In the formulas (B-1) to (B-3), * represents a bonding position. The actinic radiation-sensitive or radiation-sensitive resin composition according to any one of Claims 1 to 6, wherein two or more In the pKa of the acid group, the difference between the maximum value and the minimum value of pKa is 1.60 or more. The actinic radiation-sensitive or radiation-sensitive resin composition according to any one of Claims 1 to 6, wherein the compound (I) is a compound having an ionic structure, and the ionic structure is a pair of the acid One of the anionic groups and one of the cationic groups are linked via an ionic bond.
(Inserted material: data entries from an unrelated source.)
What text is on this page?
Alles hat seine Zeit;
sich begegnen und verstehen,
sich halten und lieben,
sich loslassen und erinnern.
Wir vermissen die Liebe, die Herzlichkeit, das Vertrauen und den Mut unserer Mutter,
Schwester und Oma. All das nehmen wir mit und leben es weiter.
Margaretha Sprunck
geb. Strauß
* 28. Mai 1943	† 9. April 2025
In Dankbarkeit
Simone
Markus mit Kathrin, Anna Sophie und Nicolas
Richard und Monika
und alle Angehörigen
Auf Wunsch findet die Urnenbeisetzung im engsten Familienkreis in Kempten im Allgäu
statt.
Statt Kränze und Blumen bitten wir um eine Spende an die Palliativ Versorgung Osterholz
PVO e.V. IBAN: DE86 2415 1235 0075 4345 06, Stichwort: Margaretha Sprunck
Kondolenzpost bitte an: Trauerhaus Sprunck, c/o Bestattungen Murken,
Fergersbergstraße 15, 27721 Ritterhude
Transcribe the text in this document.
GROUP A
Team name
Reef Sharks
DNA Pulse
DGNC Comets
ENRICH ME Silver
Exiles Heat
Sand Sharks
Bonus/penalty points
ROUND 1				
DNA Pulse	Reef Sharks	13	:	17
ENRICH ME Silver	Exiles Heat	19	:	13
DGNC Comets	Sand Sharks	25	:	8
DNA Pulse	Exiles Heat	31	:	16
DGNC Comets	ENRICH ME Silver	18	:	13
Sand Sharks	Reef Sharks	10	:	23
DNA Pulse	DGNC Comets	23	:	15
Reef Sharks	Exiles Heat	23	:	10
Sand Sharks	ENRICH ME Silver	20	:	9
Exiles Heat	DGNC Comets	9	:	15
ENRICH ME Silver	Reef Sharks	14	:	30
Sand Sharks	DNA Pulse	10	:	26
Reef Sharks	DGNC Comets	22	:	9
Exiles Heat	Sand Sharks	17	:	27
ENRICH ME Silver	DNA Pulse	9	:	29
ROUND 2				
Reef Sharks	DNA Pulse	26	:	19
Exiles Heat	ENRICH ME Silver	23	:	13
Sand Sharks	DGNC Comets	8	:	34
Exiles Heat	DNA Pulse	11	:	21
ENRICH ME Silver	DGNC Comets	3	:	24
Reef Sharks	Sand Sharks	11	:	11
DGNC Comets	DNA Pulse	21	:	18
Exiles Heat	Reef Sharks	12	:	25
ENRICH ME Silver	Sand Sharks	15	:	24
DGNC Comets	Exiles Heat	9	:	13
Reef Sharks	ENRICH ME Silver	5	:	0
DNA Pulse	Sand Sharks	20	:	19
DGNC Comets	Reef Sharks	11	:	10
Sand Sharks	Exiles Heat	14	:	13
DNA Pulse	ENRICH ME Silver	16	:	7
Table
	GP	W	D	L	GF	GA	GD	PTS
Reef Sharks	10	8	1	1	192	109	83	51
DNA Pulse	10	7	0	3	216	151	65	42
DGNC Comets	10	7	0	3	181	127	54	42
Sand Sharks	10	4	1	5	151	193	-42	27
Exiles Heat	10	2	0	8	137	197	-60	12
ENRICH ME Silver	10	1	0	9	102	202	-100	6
An actinic radiation-sensitive or radiation-sensitive resin composition, which contains a compound (I) that generates an acid upon irradiation with actinic rays or radiation, wherein the compound (I) has two or more acid anionic groups and the same number of cationic groups as the acid anionic groups, at least one of the acid anionic groups and at least one of the cationic groups are linked via a covalent bond, two of the compound (I) The above acid anionic group contains two or more anionic groups selected from the group consisting of the following formulas (C-1) to (C-15): [Chemical formula 4]

In the general formulas (C-1) to (C-15), * represents a bonding position, Rf ¹ to Rf ⁸ each independently represent a fluorine atom or a monovalent substituent containing one or more fluorine atoms, Rf ⁹ represents a perfluoroalkyl group, R ¹ to R ⁷ each independently represent a hydrogen atom or a monovalent substituent not containing a fluorine atom, and Ar ¹ to Ar ⁴ each independently represent an aromatic ring. An actinic radiation-sensitive or radiation-sensitive film formed by the actinic radiation-sensitive or radiation-sensitive resin composition described in any one of Claims 1 to 9. A pattern forming method, which has the following process: A process for forming an actinic or radiation-sensitive film on a substrate by using the actinic-ray-sensitive or radiation-sensitive resin composition described in any one of Claims 1 to 9; a process for exposing said actinic or radiation sensitive film; and A process of developing the exposed actinic radiation-sensitive or radiation-sensitive film with a developing solution. A method of manufacturing electronic components, which includes the pattern forming method as described in claim 11.